Maxim Usul Regulasi Jelas Atur Status Mitra Pengemudi Ojol dan Tarif Angkutan Sewa Khusus dalam RUU LLAJ
Maxim Usul Regulasi Jelas Atur Status Mitra Pengemudi Ojol dan Tarif Angkutan Sewa Khusus dalam RUU LLAJ
PT Teknologi Perdana Indonesia (Maxim Indonesia) mendesak Komisi V DPR RI untuk memasukkan pengaturan tegas terkait status kemitraan pengemudi ojek online (ojol) dan tarif angkutan sewa khusus roda empat ke dalam Rancangan Undang-Undang (RUU) tentang Perubahan Undang-Undang Nomor 22 Tahun 2009 tentang Lalu Lintas dan Angkutan Jalan (LLAJ). Hal ini disampaikan oleh Head of Legal Maxim Indonesia, Dwi Putratama, dalam Rapat Dengar Pendapat Umum (RDPU) bersama Komisi V DPR RI di Senayan, Jakarta, Rabu (5/3/2025).

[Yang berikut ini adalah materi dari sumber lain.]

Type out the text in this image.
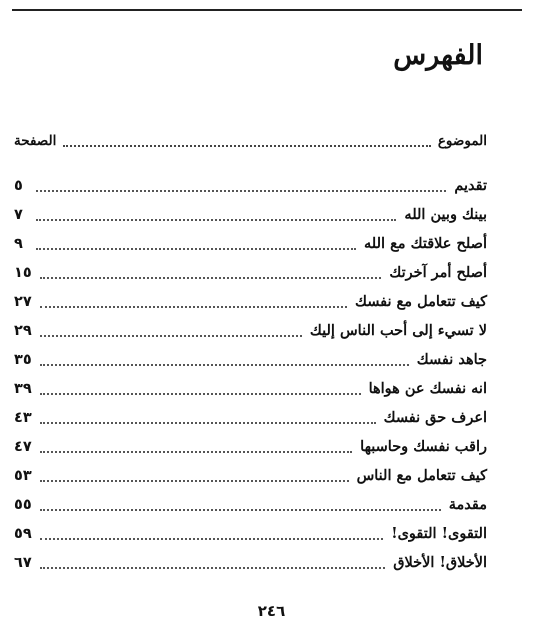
الفهرس
الموضوع
الصفحة
تقديم
٥
بينك وبين الله
٧
أصلح علاقتك مع الله
٩
أصلح أمر آخرتك
١٥
كيف تتعامل مع نفسك
٢٧
لا تسيء إلى أحب الناس إليك
٢٩
جاهد نفسك
٣٥
انه نفسك عن هواها
٣٩
اعرف حق نفسك
٤٣
راقب نفسك وحاسبها
٤٧
كيف تتعامل مع الناس
٥٣
مقدمة
٥٥
التقوى! التقوى!
٥٩
الأخلاق! الأخلاق
٦٧
٢٤٦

Dwi menjelaskan bahwa ketidakjelasan status hukum mitra pengemudi ojol merupakan tantangan krusial dalam industri transportasi online. Saat ini, hubungan antara perusahaan aplikasi dan pengemudi umumnya dikategorikan sebagai kemitraan, bukan hubungan kerja konvensional. Menurutnya, status kemitraan ini perlu didefinisikan secara jelas dan tertuang dalam RUU LLAJ untuk memberikan kepastian hukum bagi semua pihak. Peraturan Menteri Perhubungan Nomor PM 118 Tahun 2018 dan Nomor 12 Tahun 2019 telah menegaskan hubungan kemitraan ini, menekankan aspek fleksibilitas dan perlindungan bagi pengemudi. Namun, Dwi menambahkan bahwa RUU LLAJ perlu mengakomodasi dan memperkuat landasan hukum kemitraan ini, sekaligus menghindari potensi konflik interpretasi dengan Undang-Undang Nomor 13 Tahun 2003 tentang Ketenagakerjaan.
Lebih lanjut, Maxim juga menyoroti disparitas tarif angkutan sewa khusus roda empat di berbagai daerah. Ketidakseragaman regulasi tarif ini, menurut Dwi, menciptakan ketidakpastian bagi mitra pengemudi dan aplikator. Berdasarkan temuan Maxim, setidaknya sembilan provinsi telah menerbitkan Surat Keputusan (SK) Gubernur dengan formulasi biaya operasional kendaraan (BOK) yang berbeda-beda, bahkan bertentangan dengan Peraturan Direktur Jenderal Perhubungan Darat tahun 2017. Perbedaan ini, menurut Maxim, tidak hanya menimbulkan ketidakadilan tetapi juga kerancuan dalam penetapan tarif, yang berpotensi memicu konflik dan ketidakstabilan. Maxim menilai, perubahan kondisi ekonomi dan inflasi sejak tahun 2017 perlu dipertimbangkan dalam penentuan tarif yang lebih adil dan berkeadilan.
Untuk mengatasi permasalahan ini, Maxim mengusulkan sentralisasi regulasi tarif layanan roda empat di tingkat pemerintah pusat. Penetapan BOK dan tarif dengan sistem zonasi yang terstandarisasi, menurut Maxim, dapat mencegah disparitas antar daerah dan memastikan transparansi dalam penetapan tarif. Dengan demikian, proses penentuan tarif dapat terbebas dari pengaruh faktor-faktor non-teknis yang seringkali memicu tuntutan tarif yang tidak masuk akal, seperti yang terjadi pada tahun sebelumnya di tengah kondisi sosial politik yang dinamis.
Kesimpulannya, usulan Maxim ini bertujuan untuk menciptakan ekosistem transportasi online yang lebih adil, transparan, dan berkelanjutan, dengan memberikan kepastian hukum bagi semua pemangku kepentingan, baik pengemudi, aplikator, maupun pengguna jasa.